Two nudes
Drawings in graphite on brown paper
1. 188 x 97 mm
2. 193 x 130 mm
The back of the second drawing bears a handwritten attribution to the artist. This handwriting does not resemble Guirand's signature (see photo).
The two drawings are in very good condition, each presented in their own marie-louise, unframed.
Feline, surprising and sensual at the same time, these two silhouettes drawn from the same workshop model appear lightly under the pencil of Lucien-Victor Guirand de Scévola (1871-1950). In a style typical of the 1920s and 1930s, Guirand captures the movement of this young woman who enjoys surprising and making the artist smile.
The works of Guirand de Scévola are often very polite and charming, but there is sometimes a strange atmosphere in the gallant scenes that he likes to invent, completely out of step, if not in counterpoint with what makes modernity in painting at the beginning of the 20th century. Modernity that he knows very well.

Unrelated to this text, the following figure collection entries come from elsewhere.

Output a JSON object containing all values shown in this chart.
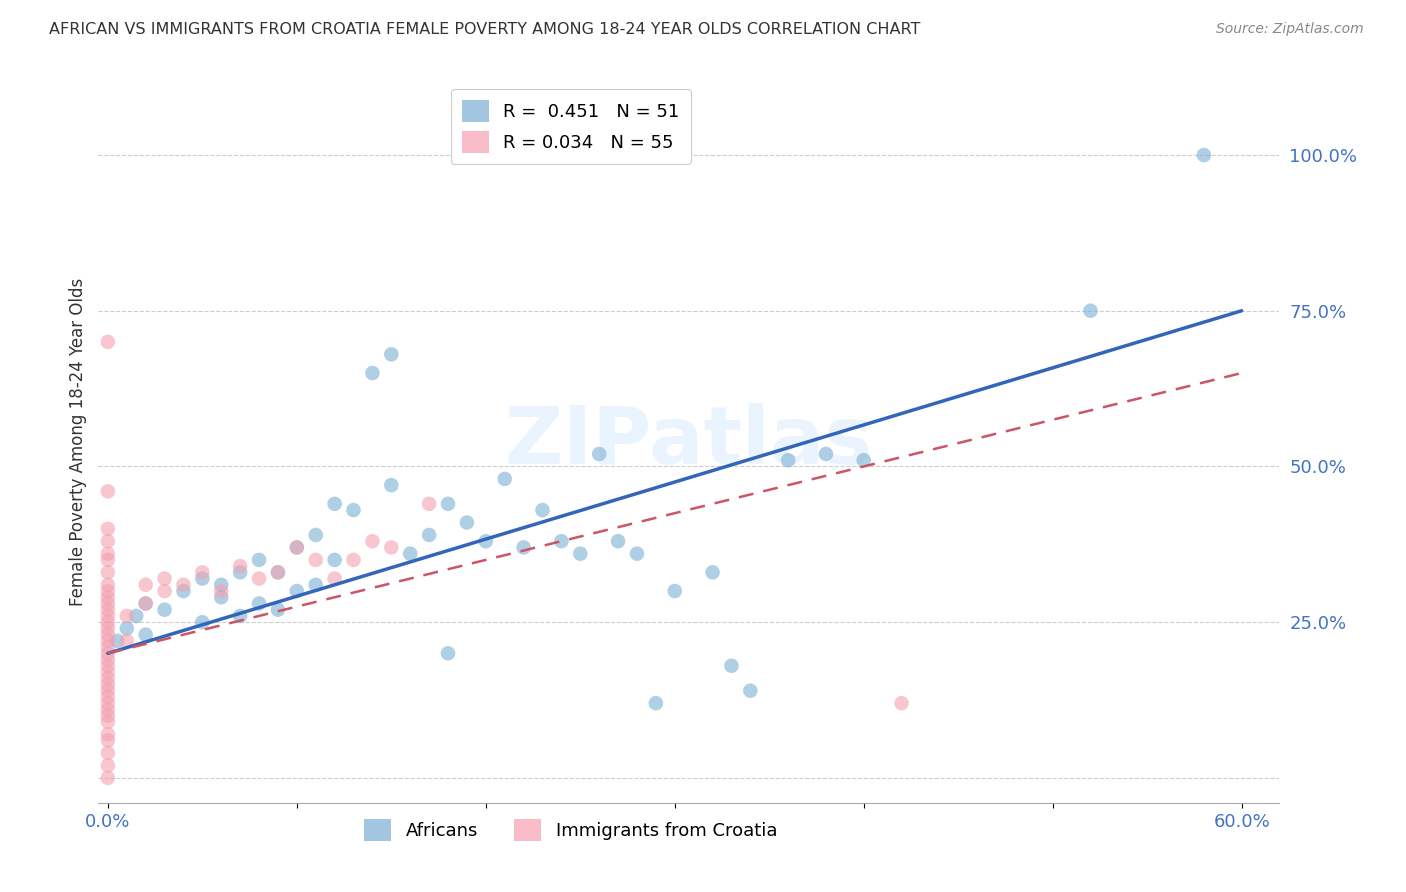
{
  "title": "AFRICAN VS IMMIGRANTS FROM CROATIA FEMALE POVERTY AMONG 18-24 YEAR OLDS CORRELATION CHART",
  "source": "Source: ZipAtlas.com",
  "label_color": "#4472c4",
  "ylabel": "Female Poverty Among 18-24 Year Olds",
  "xlim": [
    -0.005,
    0.62
  ],
  "ylim": [
    -0.04,
    1.12
  ],
  "x_ticks": [
    0.0,
    0.1,
    0.2,
    0.3,
    0.4,
    0.5,
    0.6
  ],
  "x_tick_labels": [
    "0.0%",
    "",
    "",
    "",
    "",
    "",
    "60.0%"
  ],
  "y_ticks": [
    0.0,
    0.25,
    0.5,
    0.75,
    1.0
  ],
  "y_tick_labels": [
    "",
    "25.0%",
    "50.0%",
    "75.0%",
    "100.0%"
  ],
  "africans_R": 0.451,
  "africans_N": 51,
  "croatia_R": 0.034,
  "croatia_N": 55,
  "africans_color": "#7bafd4",
  "croatia_color": "#f4a0b0",
  "africans_line_color": "#3366bb",
  "croatia_line_color": "#cc5566",
  "watermark": "ZIPatlas",
  "africans_x": [
    0.005,
    0.01,
    0.015,
    0.02,
    0.02,
    0.03,
    0.04,
    0.05,
    0.05,
    0.06,
    0.06,
    0.07,
    0.07,
    0.08,
    0.08,
    0.09,
    0.09,
    0.1,
    0.1,
    0.11,
    0.11,
    0.12,
    0.12,
    0.13,
    0.14,
    0.15,
    0.15,
    0.16,
    0.17,
    0.18,
    0.18,
    0.19,
    0.2,
    0.21,
    0.22,
    0.23,
    0.24,
    0.25,
    0.26,
    0.27,
    0.28,
    0.29,
    0.3,
    0.32,
    0.33,
    0.34,
    0.36,
    0.38,
    0.4,
    0.52,
    0.58
  ],
  "africans_y": [
    0.22,
    0.24,
    0.26,
    0.28,
    0.23,
    0.27,
    0.3,
    0.25,
    0.32,
    0.29,
    0.31,
    0.26,
    0.33,
    0.35,
    0.28,
    0.33,
    0.27,
    0.37,
    0.3,
    0.39,
    0.31,
    0.44,
    0.35,
    0.43,
    0.65,
    0.68,
    0.47,
    0.36,
    0.39,
    0.2,
    0.44,
    0.41,
    0.38,
    0.48,
    0.37,
    0.43,
    0.38,
    0.36,
    0.52,
    0.38,
    0.36,
    0.12,
    0.3,
    0.33,
    0.18,
    0.14,
    0.51,
    0.52,
    0.51,
    0.75,
    1.0
  ],
  "croatia_x": [
    0.0,
    0.0,
    0.0,
    0.0,
    0.0,
    0.0,
    0.0,
    0.0,
    0.0,
    0.0,
    0.0,
    0.0,
    0.0,
    0.0,
    0.0,
    0.0,
    0.0,
    0.0,
    0.0,
    0.0,
    0.0,
    0.0,
    0.0,
    0.0,
    0.0,
    0.0,
    0.0,
    0.0,
    0.0,
    0.0,
    0.0,
    0.0,
    0.0,
    0.0,
    0.0,
    0.01,
    0.01,
    0.02,
    0.02,
    0.03,
    0.03,
    0.04,
    0.05,
    0.06,
    0.07,
    0.08,
    0.09,
    0.1,
    0.11,
    0.12,
    0.13,
    0.14,
    0.15,
    0.17,
    0.42
  ],
  "croatia_y": [
    0.0,
    0.02,
    0.04,
    0.06,
    0.07,
    0.09,
    0.1,
    0.11,
    0.12,
    0.13,
    0.14,
    0.15,
    0.16,
    0.17,
    0.18,
    0.19,
    0.2,
    0.21,
    0.22,
    0.23,
    0.24,
    0.25,
    0.26,
    0.27,
    0.28,
    0.29,
    0.3,
    0.31,
    0.33,
    0.35,
    0.36,
    0.38,
    0.4,
    0.46,
    0.7,
    0.22,
    0.26,
    0.28,
    0.31,
    0.3,
    0.32,
    0.31,
    0.33,
    0.3,
    0.34,
    0.32,
    0.33,
    0.37,
    0.35,
    0.32,
    0.35,
    0.38,
    0.37,
    0.44,
    0.12
  ],
  "africans_line_x0": 0.0,
  "africans_line_y0": 0.2,
  "africans_line_x1": 0.6,
  "africans_line_y1": 0.75,
  "croatia_line_x0": 0.0,
  "croatia_line_y0": 0.2,
  "croatia_line_x1": 0.6,
  "croatia_line_y1": 0.65
}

Under his pencil, much more free, we here discover the female figures that he will later decide to dress in 18th century fashion, or that he will distribute, languid in large four-poster beds, in the powdery atmosphere of his pastels.
Both drawings are very charming and quite rare in the artist's production.
The laws of harmony guide us to sell them together.
The dried flower, in the photograph, is a tribute to the late model, anonymous and lovely.